Taking Action: A Progress Report on the National Fish, Wildlife and Plants Climate Adaptation Strategy

The National Fish, Wildlife and Plants Climate Adaptation Strategy is a framework to support adaptation and conservation of the country’s natural communities over the next five to 10 years, based on climate change projections for the next century. The multi-partner strategy outlines a unified approach to maintaining the key terrestrial, freshwater and marine ecosystems needed to sustain fish, wildlife and plant resources under the accelerating impacts of climate change. This Taking Action progress report describes 50 projects that demonstrate implementation of a variety of actions recommended by the Strategy.

As found in the case studies, nationwide the agencies responsible for managing fish, wildlife, and plants are working with partners and stakeholders to address the impacts of climate change. These examples also illustrate the diversity of projects, scales of planning, and a range of partnerships - while demonstrating how climate change impacts can be integrated into conservation planning.

Seven major goals were identified by the Strategy to help fish, wildlife, plants and ecosystems survive the impacts of climate change. These goals also define the seven chapters of the Taking Action report. Concrete adaptation strategies are aligned with each goal, and case studies are incorporated into the report as related to each strategy.

For example, Goal 2 - Manage species and habitats to protect ecosystem functions and provide sustainable cultural, subsistence, recreational, and commercial use in a changing climate - has 3 strategies outlined:

Strategy 2.1: Update current or develop new species, habitat, and land and water management plans, programs and practices to consider climate change and support adaptation.

Strategy 2.2:  Develop and apply species-specific management approaches to address critical climate change impacts where necessary.

Strategy 2.3: Conserve genetic diversity by protecting diverse populations and genetic material across the full range of species occurrences.

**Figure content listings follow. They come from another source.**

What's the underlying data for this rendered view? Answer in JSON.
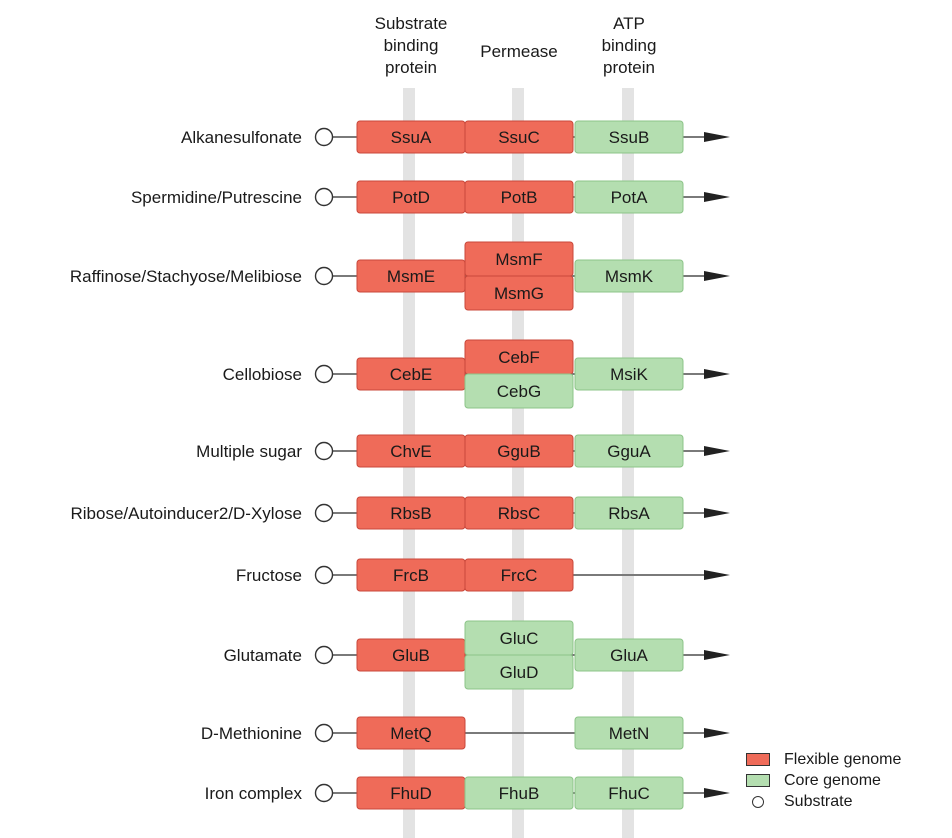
{
  "headers": {
    "substrate_binding": "Substrate\nbinding\nprotein",
    "permease": "Permease",
    "atp_binding": "ATP\nbinding\nprotein"
  },
  "colors": {
    "flexible_fill": "#ef6b59",
    "flexible_stroke": "#c9473a",
    "core_fill": "#b4deb0",
    "core_stroke": "#8cc488",
    "column_band": "#e3e3e3",
    "line": "#7a7a7a",
    "arrow": "#222222"
  },
  "systems": [
    {
      "substrate": "Alkanesulfonate",
      "sbp": {
        "name": "SsuA",
        "genome": "flexible"
      },
      "permease": [
        {
          "name": "SsuC",
          "genome": "flexible"
        }
      ],
      "atp": {
        "name": "SsuB",
        "genome": "core"
      }
    },
    {
      "substrate": "Spermidine/Putrescine",
      "sbp": {
        "name": "PotD",
        "genome": "flexible"
      },
      "permease": [
        {
          "name": "PotB",
          "genome": "flexible"
        }
      ],
      "atp": {
        "name": "PotA",
        "genome": "core"
      }
    },
    {
      "substrate": "Raffinose/Stachyose/Melibiose",
      "sbp": {
        "name": "MsmE",
        "genome": "flexible"
      },
      "permease": [
        {
          "name": "MsmF",
          "genome": "flexible"
        },
        {
          "name": "MsmG",
          "genome": "flexible"
        }
      ],
      "atp": {
        "name": "MsmK",
        "genome": "core"
      }
    },
    {
      "substrate": "Cellobiose",
      "sbp": {
        "name": "CebE",
        "genome": "flexible"
      },
      "permease": [
        {
          "name": "CebF",
          "genome": "flexible"
        },
        {
          "name": "CebG",
          "genome": "core"
        }
      ],
      "atp": {
        "name": "MsiK",
        "genome": "core"
      }
    },
    {
      "substrate": "Multiple sugar",
      "sbp": {
        "name": "ChvE",
        "genome": "flexible"
      },
      "permease": [
        {
          "name": "GguB",
          "genome": "flexible"
        }
      ],
      "atp": {
        "name": "GguA",
        "genome": "core"
      }
    },
    {
      "substrate": "Ribose/Autoinducer2/D-Xylose",
      "sbp": {
        "name": "RbsB",
        "genome": "flexible"
      },
      "permease": [
        {
          "name": "RbsC",
          "genome": "flexible"
        }
      ],
      "atp": {
        "name": "RbsA",
        "genome": "core"
      }
    },
    {
      "substrate": "Fructose",
      "sbp": {
        "name": "FrcB",
        "genome": "flexible"
      },
      "permease": [
        {
          "name": "FrcC",
          "genome": "flexible"
        }
      ],
      "atp": null
    },
    {
      "substrate": "Glutamate",
      "sbp": {
        "name": "GluB",
        "genome": "flexible"
      },
      "permease": [
        {
          "name": "GluC",
          "genome": "core"
        },
        {
          "name": "GluD",
          "genome": "core"
        }
      ],
      "atp": {
        "name": "GluA",
        "genome": "core"
      }
    },
    {
      "substrate": "D-Methionine",
      "sbp": {
        "name": "MetQ",
        "genome": "flexible"
      },
      "permease": [],
      "atp": {
        "name": "MetN",
        "genome": "core"
      }
    },
    {
      "substrate": "Iron complex",
      "sbp": {
        "name": "FhuD",
        "genome": "flexible"
      },
      "permease": [
        {
          "name": "FhuB",
          "genome": "core"
        }
      ],
      "atp": {
        "name": "FhuC",
        "genome": "core"
      }
    }
  ],
  "legend": {
    "flexible": "Flexible genome",
    "core": "Core genome",
    "substrate": "Substrate"
  }
}
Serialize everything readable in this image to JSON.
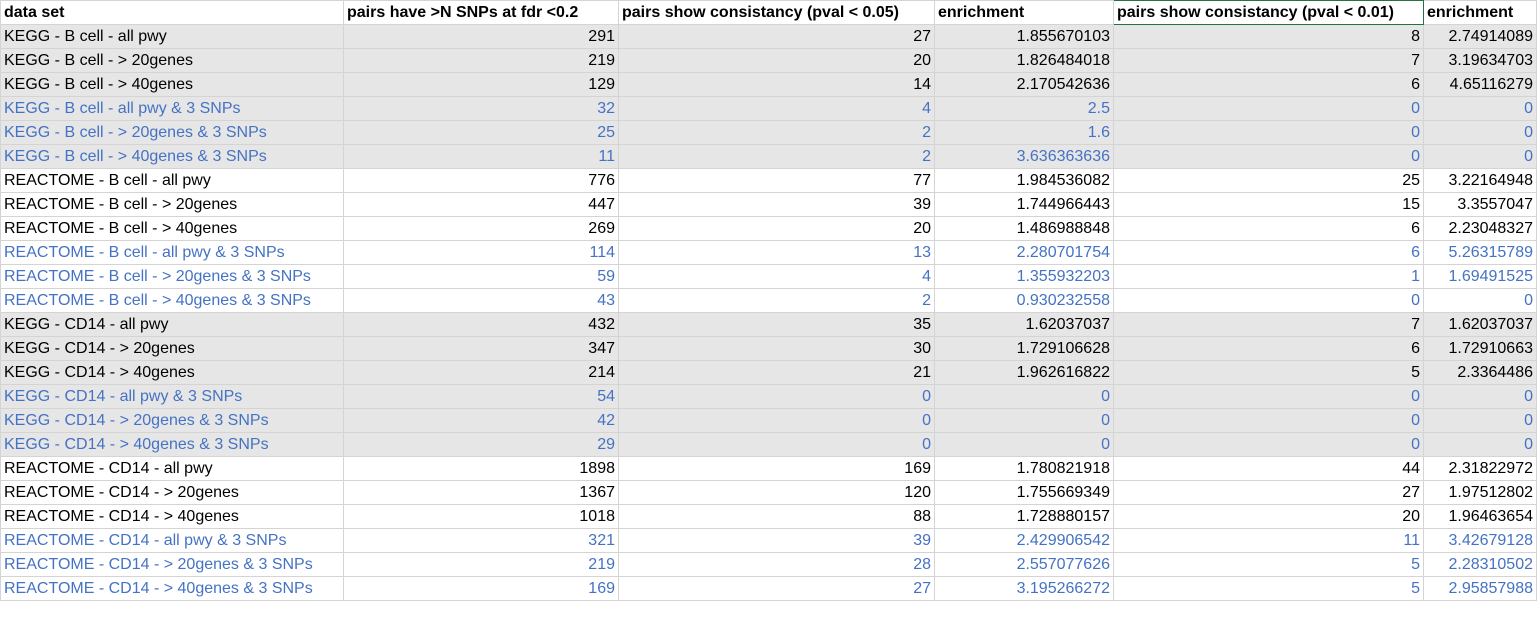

Case studies for these strategies include: 

- Managing Yellowstone Cutthroat Trout under Climate Change

- Assessing Brook Trout Vulnerability to Inform Management in Wisconsin

- Planting Future Forests in Northern Minnesota

- Northwestern Tribal Forest Improvement

 

The Strategy called for the formation of a coordinating body with representation from federal, state, and tribal governments to meet semi-annually to promote and evaluate implementation of the Strategy, and to report on progress. A Joint Implementation Working Group was formed in 2013, and has supervised the production of this first Progress Report. The working group is led by the U.S. Fish and Wildlife Service, NOAA, the Great Lakes Indian Fish and Wildlife Commission, and the California Department of Fish and Wildlife (on behalf of states more broadly).